Ongoing management of MS symptoms involves both medications (which are selected according to actual patient's complaints) and nonpharmacologic support presented by several approaches.
Physical Therapy
Patients are usually recommended physical and occupational therapy as a part of the comprehensive approach to MS treatment. These supportive treatments help to alleviate pain, spasticity, and fatigue. Treatment also deals with speech and swallowing problems and helps improve overall physical strength and daily activity [9].

The following physical therapy may be recommended by physicians:
  • Xenon gas rehabilitation therapy (inhalation procedure)
  • Mesodiencephalic modulation (MDM)
  • Electrical myostimulation
  • SIS (super inductive system)
  • Oxygen therapy
  • Virtual reality
  • Kinesiotherapy
Exercises
There are several reasons why people with multiple sclerosis should adhere to regular exercise regardless of the medications prescribed for their disease. The exercises support drug therapy due to:

  1. Management of fatigue and spasticity
  2. Improved cardiovascular health
  3. Improved balance and coordination
  4. Mood control
  5. Regulation of the immune system at the cellular level
  6. Reduced inflammation [9], [10], [11], [12], [13], [14], [15].
Exercises are effective for patients with different levels of mobility and are a key element of successful coping with disease progression and coping with their symptoms.
Picture 2. Exercises and physical activity is a key factor in multiple sclerosis management.
Complementary and Alternative Therapy
Many people use complementary and alternative therapies together with conventional treatment recommended by a physician, or instead of it in the case of poor efficacy and/or intolerable side effects [18], [19]. Among diverse complementary and alternative treatments used by patients with MS, only a few have confirmed their efficacy to manage symptoms in evidence-based studies. These include reflexology, magnetic therapy, cannabinoids in various forms and Ginkgo biloba. These treatments are able to modulate pain, spasticity, paresthesia, urinary problems and fatigue [18].

Other treatment methods, such as diet, body-based and mind-body practices, as well as multiple biologically active substances and herbs (even when liberally applied) have an insufficient scientific base to measure their reliability.
How Stem Cell Therapy for Multiple Sclerosis Helps Patients Feel Better
Picture 3. Through the excretion of soluble factors, mesenchymal stem cells (MSCs) promote neuroprotection and immune system modulation [20].

Current approaches to regenerative medicine can contribute to all of the ways listed above to make MS treatment more effective and tolerable. Several studies have confirmed the immunosuppressive characteristics of mesenchymal stem cells (MSCs). They produce soluble biologically active molecules (growth factors, anti-inflammatory factors, etc.) that suppress the division of immune cells involved in neuronal damage that slows down MS progression and can even reverse the symptoms [21], [22], [23], [24].

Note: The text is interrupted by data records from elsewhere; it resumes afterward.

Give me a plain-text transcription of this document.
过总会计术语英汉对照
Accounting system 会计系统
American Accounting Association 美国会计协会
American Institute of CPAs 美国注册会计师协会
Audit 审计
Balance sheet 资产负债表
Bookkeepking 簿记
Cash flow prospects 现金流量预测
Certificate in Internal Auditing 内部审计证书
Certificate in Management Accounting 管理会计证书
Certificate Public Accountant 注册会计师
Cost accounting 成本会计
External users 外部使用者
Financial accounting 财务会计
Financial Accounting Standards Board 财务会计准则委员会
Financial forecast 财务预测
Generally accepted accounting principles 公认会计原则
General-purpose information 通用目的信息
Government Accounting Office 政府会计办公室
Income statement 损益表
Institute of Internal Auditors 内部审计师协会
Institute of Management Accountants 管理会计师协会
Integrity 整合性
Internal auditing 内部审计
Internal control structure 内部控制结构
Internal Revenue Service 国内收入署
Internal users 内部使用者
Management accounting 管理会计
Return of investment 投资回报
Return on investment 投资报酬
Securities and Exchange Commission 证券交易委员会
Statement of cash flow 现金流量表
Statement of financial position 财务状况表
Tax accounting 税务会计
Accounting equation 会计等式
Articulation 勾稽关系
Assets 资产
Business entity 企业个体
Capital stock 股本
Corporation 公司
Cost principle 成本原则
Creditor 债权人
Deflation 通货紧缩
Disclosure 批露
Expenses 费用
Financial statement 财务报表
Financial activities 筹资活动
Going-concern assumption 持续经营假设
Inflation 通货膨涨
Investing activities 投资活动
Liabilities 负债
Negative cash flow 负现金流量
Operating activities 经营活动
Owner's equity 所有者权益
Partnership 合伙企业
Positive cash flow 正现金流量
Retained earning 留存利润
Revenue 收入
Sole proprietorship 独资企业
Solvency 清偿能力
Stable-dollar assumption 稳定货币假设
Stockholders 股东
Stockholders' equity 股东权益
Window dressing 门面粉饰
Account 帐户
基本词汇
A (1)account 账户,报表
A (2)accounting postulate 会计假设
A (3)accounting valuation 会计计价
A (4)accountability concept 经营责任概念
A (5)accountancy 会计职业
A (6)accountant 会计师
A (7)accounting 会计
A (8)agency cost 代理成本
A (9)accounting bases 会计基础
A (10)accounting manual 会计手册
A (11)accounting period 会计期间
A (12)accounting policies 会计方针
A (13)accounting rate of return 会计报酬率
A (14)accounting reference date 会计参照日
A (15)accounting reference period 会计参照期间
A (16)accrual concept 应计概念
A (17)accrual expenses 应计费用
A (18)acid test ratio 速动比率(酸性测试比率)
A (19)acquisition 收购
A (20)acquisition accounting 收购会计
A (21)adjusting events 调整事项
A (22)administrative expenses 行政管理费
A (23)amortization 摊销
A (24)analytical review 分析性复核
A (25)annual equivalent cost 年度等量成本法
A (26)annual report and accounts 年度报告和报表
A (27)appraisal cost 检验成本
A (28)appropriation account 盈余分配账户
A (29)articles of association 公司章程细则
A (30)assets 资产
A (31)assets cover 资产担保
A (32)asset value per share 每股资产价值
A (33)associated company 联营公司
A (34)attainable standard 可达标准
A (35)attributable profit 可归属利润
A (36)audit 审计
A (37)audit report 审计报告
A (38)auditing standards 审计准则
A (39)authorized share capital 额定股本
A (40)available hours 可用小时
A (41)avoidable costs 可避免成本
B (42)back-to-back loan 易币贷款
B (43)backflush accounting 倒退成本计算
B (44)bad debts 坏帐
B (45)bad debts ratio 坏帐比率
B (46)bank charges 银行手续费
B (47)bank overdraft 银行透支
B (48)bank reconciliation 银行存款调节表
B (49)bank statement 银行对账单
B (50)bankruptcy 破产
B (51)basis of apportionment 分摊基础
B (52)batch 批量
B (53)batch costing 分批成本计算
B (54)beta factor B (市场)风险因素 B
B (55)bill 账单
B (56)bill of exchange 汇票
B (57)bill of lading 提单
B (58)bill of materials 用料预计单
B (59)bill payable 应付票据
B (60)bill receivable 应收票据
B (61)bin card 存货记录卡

Studies on experimental models of multiple sclerosis also confirmed the ability of mesenchymal stem cells to defend nerves directly via induction of neurogenesis and promotion remyelination [25], [26], [27], [28] [29] .

The efficacy and safety of stem cells derived from bone marrow were also shown in an increasing amount of studies, [30], [31], [32], [33], [34], [35], [36], [37].

Based on the ability of bone marrow-derived mesenchymal stem cells to reduce inflammation in the neural system, promote differentiation of neuronal cell progenitors, and stimulate the regeneration process in injured areas in the central nervous system, they are the promising tool which can be combined with existing and new drugs to reach long-lasting advantages for patients with MS [25]. Stem cell treatment may become a well-integrated part of comprehensive MS management due to their ability to act both on the level of coping with the disease and treatment of symptoms.